Estos sucesos reabrieron la discusión sobre la capacidad del Ejército para manejar responsabilidades en actividades electorales y renovaron las críticas sobre su autonomía. Expertos alertan que, si no se solucionan los errores mostrados en las elecciones primarias, podrían surgir inconvenientes similares el 30 de noviembre, poniendo en riesgo la confianza del público en las organizaciones responsables del proceso democrático.

Conflictos institucionales y peligro de politización

La polémica también ha alcanzado al discurso institucional. Expertos señalan que sectores afines al oficialismo han intentado minimizar la responsabilidad de las FF. AA. en los errores logísticos de marzo, promoviendo una narrativa orientada a preservar la imagen de la institución castrense. Esta postura ha coincidido con una creciente desconfianza hacia el CNE, cuyas capacidades técnicas y liderazgo han sido objeto de críticas por su manejo del calendario electoral y su relación con el Ejecutivo.

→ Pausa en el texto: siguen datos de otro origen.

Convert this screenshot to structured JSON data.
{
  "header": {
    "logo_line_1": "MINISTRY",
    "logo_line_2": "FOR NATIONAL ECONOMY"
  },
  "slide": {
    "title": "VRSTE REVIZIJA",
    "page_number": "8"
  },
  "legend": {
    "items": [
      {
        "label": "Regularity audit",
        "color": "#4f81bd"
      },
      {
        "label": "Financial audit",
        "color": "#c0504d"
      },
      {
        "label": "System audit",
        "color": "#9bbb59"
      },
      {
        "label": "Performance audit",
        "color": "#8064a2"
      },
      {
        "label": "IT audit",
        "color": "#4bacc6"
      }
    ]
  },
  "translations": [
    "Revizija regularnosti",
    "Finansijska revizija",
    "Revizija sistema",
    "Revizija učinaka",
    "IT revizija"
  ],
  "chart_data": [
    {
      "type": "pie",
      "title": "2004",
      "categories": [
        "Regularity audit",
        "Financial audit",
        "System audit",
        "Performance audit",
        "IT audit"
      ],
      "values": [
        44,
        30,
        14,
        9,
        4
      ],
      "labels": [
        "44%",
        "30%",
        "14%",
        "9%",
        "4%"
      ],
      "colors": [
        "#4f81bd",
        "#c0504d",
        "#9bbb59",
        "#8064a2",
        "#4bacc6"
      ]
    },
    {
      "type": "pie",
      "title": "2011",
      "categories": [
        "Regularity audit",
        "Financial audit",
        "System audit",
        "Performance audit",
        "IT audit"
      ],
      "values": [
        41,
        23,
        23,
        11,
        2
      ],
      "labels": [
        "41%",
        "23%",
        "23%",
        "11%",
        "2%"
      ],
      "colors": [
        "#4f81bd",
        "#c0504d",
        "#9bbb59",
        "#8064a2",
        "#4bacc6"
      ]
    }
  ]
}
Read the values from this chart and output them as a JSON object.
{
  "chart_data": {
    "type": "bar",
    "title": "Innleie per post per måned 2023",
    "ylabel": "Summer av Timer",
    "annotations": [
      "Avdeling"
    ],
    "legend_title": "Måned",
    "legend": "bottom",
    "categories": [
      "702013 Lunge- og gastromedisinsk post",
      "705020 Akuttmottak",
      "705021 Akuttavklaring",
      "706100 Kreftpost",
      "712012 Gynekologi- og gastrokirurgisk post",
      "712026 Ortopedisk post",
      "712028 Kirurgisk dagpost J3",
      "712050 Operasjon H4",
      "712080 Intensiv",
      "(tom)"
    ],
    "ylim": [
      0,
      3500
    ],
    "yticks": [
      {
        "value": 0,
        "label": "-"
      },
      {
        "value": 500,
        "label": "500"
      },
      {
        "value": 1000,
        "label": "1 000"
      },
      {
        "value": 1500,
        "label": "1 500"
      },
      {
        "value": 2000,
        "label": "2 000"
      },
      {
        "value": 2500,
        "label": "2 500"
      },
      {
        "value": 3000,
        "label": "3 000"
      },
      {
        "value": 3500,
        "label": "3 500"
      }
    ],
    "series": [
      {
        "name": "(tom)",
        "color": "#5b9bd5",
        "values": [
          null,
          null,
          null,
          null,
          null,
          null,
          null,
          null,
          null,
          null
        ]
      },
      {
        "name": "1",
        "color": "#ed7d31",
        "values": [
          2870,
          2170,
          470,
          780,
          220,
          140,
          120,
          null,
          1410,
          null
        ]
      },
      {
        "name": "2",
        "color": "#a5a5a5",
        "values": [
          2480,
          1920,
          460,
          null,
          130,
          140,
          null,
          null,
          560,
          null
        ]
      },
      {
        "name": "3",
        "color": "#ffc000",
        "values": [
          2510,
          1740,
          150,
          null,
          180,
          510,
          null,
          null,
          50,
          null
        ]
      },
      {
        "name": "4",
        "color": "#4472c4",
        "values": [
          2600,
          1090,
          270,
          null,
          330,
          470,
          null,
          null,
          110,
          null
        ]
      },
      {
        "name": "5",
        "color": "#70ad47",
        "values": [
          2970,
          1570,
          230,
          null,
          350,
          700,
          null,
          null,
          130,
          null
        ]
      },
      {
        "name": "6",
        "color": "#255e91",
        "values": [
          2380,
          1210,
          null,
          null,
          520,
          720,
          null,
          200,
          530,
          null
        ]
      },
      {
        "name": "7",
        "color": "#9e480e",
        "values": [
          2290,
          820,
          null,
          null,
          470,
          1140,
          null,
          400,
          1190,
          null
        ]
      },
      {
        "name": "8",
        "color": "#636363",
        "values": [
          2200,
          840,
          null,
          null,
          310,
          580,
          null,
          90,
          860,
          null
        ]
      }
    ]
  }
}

En este escenario, el papel de las FF. AA. adquiere una complejidad mayor. Aunque su misión constitucional les prohíbe participar o involucrarse en temas políticos, la opinión pública acerca de su neutralidad se ve influenciada por la politización del debate electoral. La tensión incrementa conforme se acerca el día de las elecciones, en un contexto de polarización y dudas sobre la institucionalidad democrática.

Un reto para la validez de las elecciones

La intervención de las Fuerzas Armadas en las elecciones de noviembre constituye un aspecto esencial para la credibilidad del proceso electoral en Honduras. A pesar de que la Constitución les otorga un papel operativo bien definido, los problemas logísticos previos y la desconfianza en el sistema electoral sitúan a la institución militar en una situación complicada.

En una nación caracterizada por una notable polarización política y una institucionalidad democrática débil, la actuación de las FF. AA. en las elecciones podría afectar significativamente la percepción de legitimidad de los resultados de los comicios. La claridad en las operaciones y la estricta adhesión al mandato constitucional serán esenciales para prevenir tensiones adicionales y mantener la estabilidad democrática en un año electoral crucial.